Among the 167 patients with resected HNSCC included in 19 cancer centres and hospitals from Dec 2011, 134 patients were randomised to receive one-year maintenance afatinib or placebo (afa:67; C:67). Benefit/risk ratio was below assumptions and independent advisory committee recommended to stop the study in Feb 2017, the sponsor decided premature study discontinuation, with a 2-year follow-up for the last randomised patient. 2y-DFS was 61% (95% CI 0.48–0.72) in the afatinib group and 64% (95% CI 0.51–0.74) in the placebo group (HR 1.12, 95% CI 0.70–1.80).

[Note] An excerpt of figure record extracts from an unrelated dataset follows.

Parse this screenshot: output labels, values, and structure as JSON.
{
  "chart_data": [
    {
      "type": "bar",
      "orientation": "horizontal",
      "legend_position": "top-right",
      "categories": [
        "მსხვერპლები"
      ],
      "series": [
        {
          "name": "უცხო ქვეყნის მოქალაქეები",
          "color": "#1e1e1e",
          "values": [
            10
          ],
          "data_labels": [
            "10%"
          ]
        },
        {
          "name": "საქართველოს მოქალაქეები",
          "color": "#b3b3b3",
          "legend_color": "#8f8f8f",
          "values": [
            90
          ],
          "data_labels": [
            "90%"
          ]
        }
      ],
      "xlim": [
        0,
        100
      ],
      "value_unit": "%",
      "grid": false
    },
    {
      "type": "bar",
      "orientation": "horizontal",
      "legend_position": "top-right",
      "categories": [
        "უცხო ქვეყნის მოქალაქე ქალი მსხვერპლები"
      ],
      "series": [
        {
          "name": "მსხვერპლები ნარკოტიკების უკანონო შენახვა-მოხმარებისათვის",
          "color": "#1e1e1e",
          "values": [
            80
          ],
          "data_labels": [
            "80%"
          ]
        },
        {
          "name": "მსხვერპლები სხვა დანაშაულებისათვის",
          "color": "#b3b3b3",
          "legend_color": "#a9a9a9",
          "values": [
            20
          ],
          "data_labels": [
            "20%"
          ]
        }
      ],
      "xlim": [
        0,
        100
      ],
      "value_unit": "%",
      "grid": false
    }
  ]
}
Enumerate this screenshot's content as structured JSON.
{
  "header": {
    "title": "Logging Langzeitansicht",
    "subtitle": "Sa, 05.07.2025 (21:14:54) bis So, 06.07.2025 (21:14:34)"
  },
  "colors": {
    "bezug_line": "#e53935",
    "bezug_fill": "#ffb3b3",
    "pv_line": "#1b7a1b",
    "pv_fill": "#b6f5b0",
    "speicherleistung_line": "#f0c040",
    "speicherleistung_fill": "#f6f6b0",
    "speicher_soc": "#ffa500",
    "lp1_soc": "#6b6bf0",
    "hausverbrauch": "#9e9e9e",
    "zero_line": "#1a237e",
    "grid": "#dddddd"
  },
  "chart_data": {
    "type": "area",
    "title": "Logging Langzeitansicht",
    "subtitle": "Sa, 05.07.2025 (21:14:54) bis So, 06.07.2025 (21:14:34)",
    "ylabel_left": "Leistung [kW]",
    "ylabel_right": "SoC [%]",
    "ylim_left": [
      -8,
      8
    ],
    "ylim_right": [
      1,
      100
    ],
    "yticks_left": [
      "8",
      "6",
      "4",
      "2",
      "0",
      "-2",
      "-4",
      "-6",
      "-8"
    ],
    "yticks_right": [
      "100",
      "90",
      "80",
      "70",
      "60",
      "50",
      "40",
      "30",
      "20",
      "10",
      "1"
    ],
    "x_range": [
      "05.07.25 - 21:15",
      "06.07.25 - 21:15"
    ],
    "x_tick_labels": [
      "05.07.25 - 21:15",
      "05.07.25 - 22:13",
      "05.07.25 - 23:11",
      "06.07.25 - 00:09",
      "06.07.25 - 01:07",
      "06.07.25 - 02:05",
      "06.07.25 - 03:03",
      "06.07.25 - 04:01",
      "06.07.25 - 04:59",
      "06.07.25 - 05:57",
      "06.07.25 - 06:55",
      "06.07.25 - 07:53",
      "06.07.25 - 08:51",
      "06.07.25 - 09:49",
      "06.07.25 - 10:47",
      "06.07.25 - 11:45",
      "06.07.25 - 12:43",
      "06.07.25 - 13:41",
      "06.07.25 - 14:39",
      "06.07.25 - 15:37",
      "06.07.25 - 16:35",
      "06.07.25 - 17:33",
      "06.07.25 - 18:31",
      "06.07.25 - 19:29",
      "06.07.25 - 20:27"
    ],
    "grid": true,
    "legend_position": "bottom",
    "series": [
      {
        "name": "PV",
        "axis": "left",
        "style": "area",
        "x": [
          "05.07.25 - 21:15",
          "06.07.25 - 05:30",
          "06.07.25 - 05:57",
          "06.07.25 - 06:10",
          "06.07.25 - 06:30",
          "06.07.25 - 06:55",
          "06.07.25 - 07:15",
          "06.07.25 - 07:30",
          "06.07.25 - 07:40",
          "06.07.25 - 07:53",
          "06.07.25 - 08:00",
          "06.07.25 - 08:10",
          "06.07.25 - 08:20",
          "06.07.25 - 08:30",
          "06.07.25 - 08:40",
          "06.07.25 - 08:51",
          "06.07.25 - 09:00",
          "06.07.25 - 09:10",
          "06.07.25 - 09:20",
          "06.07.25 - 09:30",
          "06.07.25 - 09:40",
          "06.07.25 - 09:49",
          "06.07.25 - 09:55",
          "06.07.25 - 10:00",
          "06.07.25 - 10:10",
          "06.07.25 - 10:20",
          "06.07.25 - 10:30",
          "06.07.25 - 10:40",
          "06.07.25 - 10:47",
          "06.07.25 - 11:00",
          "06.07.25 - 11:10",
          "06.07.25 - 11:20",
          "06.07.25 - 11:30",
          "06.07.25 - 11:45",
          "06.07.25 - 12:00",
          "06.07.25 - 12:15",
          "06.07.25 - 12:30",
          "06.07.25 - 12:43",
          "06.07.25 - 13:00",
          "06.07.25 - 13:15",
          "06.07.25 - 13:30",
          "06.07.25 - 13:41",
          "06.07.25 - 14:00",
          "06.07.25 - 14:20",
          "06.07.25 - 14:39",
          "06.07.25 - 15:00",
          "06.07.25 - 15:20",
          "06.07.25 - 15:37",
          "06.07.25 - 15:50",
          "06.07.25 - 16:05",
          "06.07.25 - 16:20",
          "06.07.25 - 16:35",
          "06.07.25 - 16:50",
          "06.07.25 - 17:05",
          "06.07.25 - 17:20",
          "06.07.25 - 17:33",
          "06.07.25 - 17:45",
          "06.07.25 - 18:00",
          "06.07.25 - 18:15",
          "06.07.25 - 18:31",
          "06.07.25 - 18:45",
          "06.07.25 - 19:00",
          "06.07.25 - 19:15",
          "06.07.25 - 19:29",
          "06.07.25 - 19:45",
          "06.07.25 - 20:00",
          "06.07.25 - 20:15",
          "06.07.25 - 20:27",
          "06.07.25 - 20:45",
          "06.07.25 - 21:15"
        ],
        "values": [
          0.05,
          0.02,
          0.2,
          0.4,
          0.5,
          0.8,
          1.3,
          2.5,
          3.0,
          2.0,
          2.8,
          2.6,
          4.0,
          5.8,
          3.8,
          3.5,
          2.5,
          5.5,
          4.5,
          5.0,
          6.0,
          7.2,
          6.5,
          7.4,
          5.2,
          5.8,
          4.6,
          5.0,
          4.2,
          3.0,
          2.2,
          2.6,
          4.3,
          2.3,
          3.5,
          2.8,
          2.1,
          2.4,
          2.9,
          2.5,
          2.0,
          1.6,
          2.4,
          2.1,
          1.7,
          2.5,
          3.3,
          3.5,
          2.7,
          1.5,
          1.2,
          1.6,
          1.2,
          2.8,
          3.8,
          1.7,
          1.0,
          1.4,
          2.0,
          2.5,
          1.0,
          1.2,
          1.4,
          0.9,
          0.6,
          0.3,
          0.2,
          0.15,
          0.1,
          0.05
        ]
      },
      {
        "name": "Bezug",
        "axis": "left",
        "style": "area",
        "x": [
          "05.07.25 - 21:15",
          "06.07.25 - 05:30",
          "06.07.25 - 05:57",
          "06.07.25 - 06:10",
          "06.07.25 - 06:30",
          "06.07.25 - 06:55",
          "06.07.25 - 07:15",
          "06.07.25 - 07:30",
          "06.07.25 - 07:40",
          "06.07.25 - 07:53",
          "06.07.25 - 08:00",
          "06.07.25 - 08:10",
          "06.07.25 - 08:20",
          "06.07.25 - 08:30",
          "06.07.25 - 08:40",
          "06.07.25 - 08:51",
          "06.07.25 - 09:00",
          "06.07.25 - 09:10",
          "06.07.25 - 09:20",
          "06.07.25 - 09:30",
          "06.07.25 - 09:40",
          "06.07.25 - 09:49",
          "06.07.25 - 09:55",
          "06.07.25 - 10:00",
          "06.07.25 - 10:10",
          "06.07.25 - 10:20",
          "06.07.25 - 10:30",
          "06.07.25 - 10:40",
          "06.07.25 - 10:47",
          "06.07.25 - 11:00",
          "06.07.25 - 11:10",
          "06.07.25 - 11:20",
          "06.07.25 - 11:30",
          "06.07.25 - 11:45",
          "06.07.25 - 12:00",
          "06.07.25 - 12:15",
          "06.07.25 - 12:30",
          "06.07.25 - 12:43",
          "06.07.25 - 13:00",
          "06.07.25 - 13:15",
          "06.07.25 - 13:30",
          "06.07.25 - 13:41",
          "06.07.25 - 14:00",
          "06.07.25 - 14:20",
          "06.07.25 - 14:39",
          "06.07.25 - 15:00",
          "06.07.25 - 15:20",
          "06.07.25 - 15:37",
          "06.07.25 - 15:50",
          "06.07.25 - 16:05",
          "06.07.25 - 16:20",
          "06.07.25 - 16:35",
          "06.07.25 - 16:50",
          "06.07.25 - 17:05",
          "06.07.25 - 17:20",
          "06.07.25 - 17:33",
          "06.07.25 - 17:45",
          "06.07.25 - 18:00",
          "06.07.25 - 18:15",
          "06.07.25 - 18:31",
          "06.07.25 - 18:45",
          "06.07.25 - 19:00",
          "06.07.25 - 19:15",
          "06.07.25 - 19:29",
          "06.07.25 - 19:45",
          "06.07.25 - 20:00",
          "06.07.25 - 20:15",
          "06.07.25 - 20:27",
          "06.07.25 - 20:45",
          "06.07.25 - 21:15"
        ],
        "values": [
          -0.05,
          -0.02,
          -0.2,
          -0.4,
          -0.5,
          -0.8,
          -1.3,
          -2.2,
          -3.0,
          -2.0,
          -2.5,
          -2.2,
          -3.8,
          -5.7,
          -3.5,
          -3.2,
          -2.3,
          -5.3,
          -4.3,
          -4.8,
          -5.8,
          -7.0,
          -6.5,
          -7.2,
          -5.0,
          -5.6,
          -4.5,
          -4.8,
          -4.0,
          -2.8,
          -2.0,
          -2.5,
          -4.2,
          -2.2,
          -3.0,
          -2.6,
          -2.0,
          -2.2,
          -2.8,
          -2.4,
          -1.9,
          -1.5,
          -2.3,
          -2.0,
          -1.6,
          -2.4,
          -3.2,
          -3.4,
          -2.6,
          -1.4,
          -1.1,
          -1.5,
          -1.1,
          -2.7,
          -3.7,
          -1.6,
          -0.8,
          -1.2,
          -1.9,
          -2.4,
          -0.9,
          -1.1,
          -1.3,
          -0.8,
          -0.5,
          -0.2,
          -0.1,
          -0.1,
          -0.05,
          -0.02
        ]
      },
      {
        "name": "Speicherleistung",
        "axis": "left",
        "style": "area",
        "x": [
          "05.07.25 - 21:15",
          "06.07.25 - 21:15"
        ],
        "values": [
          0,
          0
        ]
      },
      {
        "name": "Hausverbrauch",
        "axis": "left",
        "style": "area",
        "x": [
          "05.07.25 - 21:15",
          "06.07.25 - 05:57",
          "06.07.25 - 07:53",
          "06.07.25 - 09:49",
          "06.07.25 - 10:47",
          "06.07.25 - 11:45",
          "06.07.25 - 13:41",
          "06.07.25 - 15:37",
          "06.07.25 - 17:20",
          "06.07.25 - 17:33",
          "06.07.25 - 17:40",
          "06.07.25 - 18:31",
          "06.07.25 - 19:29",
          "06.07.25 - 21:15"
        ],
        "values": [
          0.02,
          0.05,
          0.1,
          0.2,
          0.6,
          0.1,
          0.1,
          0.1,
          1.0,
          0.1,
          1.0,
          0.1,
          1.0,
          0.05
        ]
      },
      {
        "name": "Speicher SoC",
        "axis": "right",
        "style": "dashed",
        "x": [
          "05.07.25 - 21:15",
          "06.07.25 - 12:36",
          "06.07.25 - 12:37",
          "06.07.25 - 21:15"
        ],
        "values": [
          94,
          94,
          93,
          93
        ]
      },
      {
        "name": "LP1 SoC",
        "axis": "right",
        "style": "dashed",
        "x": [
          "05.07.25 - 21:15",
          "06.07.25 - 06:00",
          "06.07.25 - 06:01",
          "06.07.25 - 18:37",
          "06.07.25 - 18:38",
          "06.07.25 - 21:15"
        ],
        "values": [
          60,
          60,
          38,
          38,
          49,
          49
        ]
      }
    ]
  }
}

Maintenance therapy with afatinib compared with placebo following post-operative RCT in patients with HNSCC did not significantly improve 2y-DFS and should not be recommended in this setting outside clinical trials.
ClinicalTrials.gov identifier NCT01427478.
•The study planned one-year afatinib maintenance therapy (N = 67) or placebo (N = 67).•Afatinib after post-operative RCT showed no improved 2y-DFS in patients with HNSCC.•Afatinib should not be recommended in this setting outside clinical trials.